Identifying common and specific microRNAs expressed in peripheral blood mononuclear cell of type 1, type 2, and gestational diabetes mellitus patients

Abstract

Background: Regardless the regulatory function of microRNAs (miRNA), their differential expression pattern has been used to define miRNA signatures and to disclose disease biomarkers. To address the question of whether patients presenting the different types of diabetes mellitus could be distinguished on the basis of their miRNA and mRNA expression profiling, we obtained peripheral blood mononuclear cell (PBMC) RNAs from 7 type 1 (T1D), 7 type 2 (T2D), and 6 gestational diabetes (GDM) patients, which were hybridized to Agilent miRNA and mRNA microarrays. Data quantification and quality control were obtained using the Feature Extraction software, and data distribution was normalized using quantile function implemented in the Aroma light package. Differentially expressed miRNAs/mRNAs were identified using Rank products, comparing T1DxGDM, T2DxGDM and T1DxT2D. Hierarchical clustering was performed using the average linkage criterion with Pearson uncentered distance as metrics.

Results: The use of the same microarrays platform permitted the identification of sets of shared or specific miRNAs/mRNA interaction for each type of diabetes. Nine miRNAs (hsa-miR-126, hsa-miR-1307, hsa-miR-142-3p, hsa-miR-142-5p, hsa-miR-144, hsa-miR-199a-5p, hsa-miR-27a, hsa-miR-29b, and hsa-miR-342-3p) were shared among T1D, T2D and GDM, and additional specific miRNAs were identified for T1D (20 miRNAs), T2D (14) and GDM (19) patients. ROC curves allowed the identification of specific and relevant (greater AUC values) miRNAs for each type of diabetes, including: i) hsa-miR-1274a, hsa-miR-1274b and hsa-let-7f for T1D; ii) hsa-miR-222, hsa-miR-30e and hsa-miR-140-3p for T2D, and iii) hsa-miR-181a and hsa-miR-1268 for GDM. Many of these miRNAs targeted mRNAs associated with diabetes pathogenesis.

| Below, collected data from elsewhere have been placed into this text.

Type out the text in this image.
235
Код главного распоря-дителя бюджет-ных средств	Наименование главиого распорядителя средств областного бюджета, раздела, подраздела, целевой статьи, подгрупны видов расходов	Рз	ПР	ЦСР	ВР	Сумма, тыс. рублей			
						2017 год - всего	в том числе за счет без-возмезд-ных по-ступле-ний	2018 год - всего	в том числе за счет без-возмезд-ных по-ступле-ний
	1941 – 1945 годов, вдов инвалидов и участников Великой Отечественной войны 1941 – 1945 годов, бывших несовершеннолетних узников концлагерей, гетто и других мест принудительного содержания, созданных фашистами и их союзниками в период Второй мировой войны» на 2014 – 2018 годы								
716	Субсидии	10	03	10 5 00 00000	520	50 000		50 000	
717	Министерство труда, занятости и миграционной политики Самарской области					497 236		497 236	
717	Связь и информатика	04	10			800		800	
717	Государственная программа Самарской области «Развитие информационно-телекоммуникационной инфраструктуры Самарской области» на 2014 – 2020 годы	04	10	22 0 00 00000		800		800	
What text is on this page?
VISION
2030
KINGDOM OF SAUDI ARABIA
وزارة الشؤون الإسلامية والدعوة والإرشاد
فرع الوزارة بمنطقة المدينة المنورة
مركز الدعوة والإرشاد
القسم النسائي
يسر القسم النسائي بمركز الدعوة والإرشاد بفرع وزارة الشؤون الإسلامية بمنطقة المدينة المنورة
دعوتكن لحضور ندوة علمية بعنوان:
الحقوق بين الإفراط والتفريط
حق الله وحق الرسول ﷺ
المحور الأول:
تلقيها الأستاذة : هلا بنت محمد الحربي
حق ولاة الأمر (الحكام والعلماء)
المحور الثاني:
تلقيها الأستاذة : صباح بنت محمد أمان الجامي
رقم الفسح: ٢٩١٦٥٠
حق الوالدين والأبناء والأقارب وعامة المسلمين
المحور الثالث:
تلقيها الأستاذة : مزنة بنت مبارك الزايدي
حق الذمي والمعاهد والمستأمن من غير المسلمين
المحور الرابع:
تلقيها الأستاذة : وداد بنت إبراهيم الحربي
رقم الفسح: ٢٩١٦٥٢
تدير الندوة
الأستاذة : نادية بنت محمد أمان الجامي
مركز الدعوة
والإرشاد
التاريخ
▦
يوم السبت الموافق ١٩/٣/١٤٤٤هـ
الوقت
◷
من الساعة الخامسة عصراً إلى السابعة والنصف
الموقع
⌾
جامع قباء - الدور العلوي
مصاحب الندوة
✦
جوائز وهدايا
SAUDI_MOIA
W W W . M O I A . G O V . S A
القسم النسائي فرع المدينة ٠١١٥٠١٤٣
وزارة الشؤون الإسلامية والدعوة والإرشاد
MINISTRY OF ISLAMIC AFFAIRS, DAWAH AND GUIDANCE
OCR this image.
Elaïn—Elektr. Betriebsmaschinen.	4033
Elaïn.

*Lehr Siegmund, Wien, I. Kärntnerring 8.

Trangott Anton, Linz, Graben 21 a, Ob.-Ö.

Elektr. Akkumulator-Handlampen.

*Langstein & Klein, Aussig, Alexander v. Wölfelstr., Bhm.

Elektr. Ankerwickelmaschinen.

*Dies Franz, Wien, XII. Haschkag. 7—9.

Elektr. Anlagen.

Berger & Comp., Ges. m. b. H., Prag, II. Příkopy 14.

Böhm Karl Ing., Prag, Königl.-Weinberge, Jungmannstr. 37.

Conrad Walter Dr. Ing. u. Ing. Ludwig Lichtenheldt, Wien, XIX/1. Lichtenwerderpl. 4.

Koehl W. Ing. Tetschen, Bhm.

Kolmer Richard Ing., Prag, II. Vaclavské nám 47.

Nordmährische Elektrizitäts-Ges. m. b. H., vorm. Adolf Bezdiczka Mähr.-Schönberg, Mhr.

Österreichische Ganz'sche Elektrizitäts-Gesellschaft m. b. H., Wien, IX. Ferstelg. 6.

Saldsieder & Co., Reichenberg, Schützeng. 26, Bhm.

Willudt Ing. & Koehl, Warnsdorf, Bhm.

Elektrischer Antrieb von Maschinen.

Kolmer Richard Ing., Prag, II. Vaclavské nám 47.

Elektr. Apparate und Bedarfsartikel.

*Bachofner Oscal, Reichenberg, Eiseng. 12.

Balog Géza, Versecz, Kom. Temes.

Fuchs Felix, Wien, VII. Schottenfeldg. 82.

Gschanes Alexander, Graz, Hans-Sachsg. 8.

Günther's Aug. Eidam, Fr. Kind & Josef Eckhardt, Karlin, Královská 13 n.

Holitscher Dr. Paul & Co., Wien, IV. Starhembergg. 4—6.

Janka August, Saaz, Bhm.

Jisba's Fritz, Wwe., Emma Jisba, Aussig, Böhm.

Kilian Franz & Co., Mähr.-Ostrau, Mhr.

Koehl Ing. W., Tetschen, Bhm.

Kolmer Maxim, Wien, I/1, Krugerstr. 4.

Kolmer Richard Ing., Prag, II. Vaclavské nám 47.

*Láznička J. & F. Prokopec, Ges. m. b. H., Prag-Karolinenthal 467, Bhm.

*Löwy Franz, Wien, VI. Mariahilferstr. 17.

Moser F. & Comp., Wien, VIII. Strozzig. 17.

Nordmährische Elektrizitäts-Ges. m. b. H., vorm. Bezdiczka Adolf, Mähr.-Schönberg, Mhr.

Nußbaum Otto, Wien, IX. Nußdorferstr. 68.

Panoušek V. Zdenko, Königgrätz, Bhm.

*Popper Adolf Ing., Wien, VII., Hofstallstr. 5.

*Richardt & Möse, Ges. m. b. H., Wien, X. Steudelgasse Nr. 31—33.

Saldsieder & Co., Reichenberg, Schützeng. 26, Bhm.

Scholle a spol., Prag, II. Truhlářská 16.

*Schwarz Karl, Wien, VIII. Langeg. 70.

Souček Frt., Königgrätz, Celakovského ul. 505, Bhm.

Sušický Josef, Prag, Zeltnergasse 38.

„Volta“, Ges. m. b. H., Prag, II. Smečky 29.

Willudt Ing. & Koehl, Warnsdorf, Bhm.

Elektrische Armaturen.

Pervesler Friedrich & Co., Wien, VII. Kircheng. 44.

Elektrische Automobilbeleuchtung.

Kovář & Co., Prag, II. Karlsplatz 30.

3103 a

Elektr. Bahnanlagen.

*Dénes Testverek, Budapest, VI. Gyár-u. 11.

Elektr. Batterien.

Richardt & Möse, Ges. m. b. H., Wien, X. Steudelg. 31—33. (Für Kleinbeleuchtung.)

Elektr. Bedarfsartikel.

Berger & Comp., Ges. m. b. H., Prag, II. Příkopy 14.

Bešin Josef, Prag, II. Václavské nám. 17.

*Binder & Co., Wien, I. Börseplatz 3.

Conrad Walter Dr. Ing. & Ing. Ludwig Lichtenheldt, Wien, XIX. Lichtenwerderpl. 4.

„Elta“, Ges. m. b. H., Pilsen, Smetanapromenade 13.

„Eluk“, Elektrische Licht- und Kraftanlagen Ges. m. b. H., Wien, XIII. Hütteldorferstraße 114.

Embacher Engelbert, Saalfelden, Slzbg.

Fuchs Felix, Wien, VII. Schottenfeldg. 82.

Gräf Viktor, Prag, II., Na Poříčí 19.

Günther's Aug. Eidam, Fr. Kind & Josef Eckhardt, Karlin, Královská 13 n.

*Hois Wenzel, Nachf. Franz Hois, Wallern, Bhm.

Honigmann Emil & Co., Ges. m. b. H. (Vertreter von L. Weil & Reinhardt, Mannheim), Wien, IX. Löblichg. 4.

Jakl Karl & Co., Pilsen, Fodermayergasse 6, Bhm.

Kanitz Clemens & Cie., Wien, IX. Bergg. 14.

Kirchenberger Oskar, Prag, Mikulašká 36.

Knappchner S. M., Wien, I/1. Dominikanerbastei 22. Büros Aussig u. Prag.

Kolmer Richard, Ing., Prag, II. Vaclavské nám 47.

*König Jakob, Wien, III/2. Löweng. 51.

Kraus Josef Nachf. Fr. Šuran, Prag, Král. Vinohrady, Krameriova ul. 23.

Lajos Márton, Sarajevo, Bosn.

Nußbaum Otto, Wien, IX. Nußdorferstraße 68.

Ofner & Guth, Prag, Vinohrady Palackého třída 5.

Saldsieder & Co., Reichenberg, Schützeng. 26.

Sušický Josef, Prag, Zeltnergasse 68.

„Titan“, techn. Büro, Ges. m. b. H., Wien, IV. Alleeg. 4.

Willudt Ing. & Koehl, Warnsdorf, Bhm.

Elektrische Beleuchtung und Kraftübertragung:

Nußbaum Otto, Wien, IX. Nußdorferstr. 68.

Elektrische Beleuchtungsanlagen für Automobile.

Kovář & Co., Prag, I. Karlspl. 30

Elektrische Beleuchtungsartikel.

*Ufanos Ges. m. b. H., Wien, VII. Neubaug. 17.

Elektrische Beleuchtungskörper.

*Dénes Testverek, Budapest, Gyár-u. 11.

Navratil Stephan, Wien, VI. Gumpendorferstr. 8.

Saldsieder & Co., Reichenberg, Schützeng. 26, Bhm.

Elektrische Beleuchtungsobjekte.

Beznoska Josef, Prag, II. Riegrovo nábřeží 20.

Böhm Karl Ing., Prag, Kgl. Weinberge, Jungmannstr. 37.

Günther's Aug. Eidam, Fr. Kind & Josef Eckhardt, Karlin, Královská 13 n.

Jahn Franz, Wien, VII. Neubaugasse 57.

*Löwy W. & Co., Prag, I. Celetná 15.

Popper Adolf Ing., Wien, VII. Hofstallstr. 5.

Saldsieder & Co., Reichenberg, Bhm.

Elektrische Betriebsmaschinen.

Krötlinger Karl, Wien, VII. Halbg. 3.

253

Conclusions: These results indicate that PBMC can be used as reporter cells to characterize the miRNA expression profiling disclosed by the different diabetes mellitus manifestations. Shared miRNAs may characterize diabetes as a metabolic and inflammatory disorder, whereas specific miRNAs may represent biological markers for each type of diabetes, deserving further attention.

Figure 1

Hierarchical clustering of mRNA (upper dendrograms) and microRNAs (lower dendrograms). Clustering analyses refer to the comparisons of the transcript profiles (mRNA and miRNA) between T1D versus GDM (1A and 1D), between T2D versus GDM (1B and 1E), and between T1D versus T2D (1C and 1F). As observed, the mRNA and miRNA profiles were distinct for each type of diabetes.

Figure 2

Networks between miRNAs and mRNAs. The relationship between miRNAs and mRNAs were evaluated by constructing networks using the Cytoscape software. (A) Upper networks show all interactions described in Tables 1, 2 and 3, and (B) lower networks show only the negative correlations, i.e., increased miRNA versus decreased mRNA or vice-versa. Red circles represent miRNAs and the grey ones represent mRNA.

Figure 3

Venn diagrams showing common and specific microRNAs for the three types of diabetes. The central intersection of the upper diagram shows the nine shared miRNAs among T1D, T2D and GDM, the upper right intersection shows the 5 miRNAs specific for T2D, the upper left intersection shows the 11 miRNAs specific for T1D, and the middle lower intersection shows the 10 miRNAs specific for GDM patients. Lower Venn diagrams identify specific miRNAs for each type of diabetes (bold letters), as well as the shared ones.

Figure 4

Identification of most relevant specific miRNAs for each diabetes type. The values of the area under the curve (AUC) were estimated for all specific miRNAs obtained after the multiple comparisons among the three types of diabetes as shown in Figure 3. MiRNAs exhibiting high AUC values are highlighted within blue rectangles.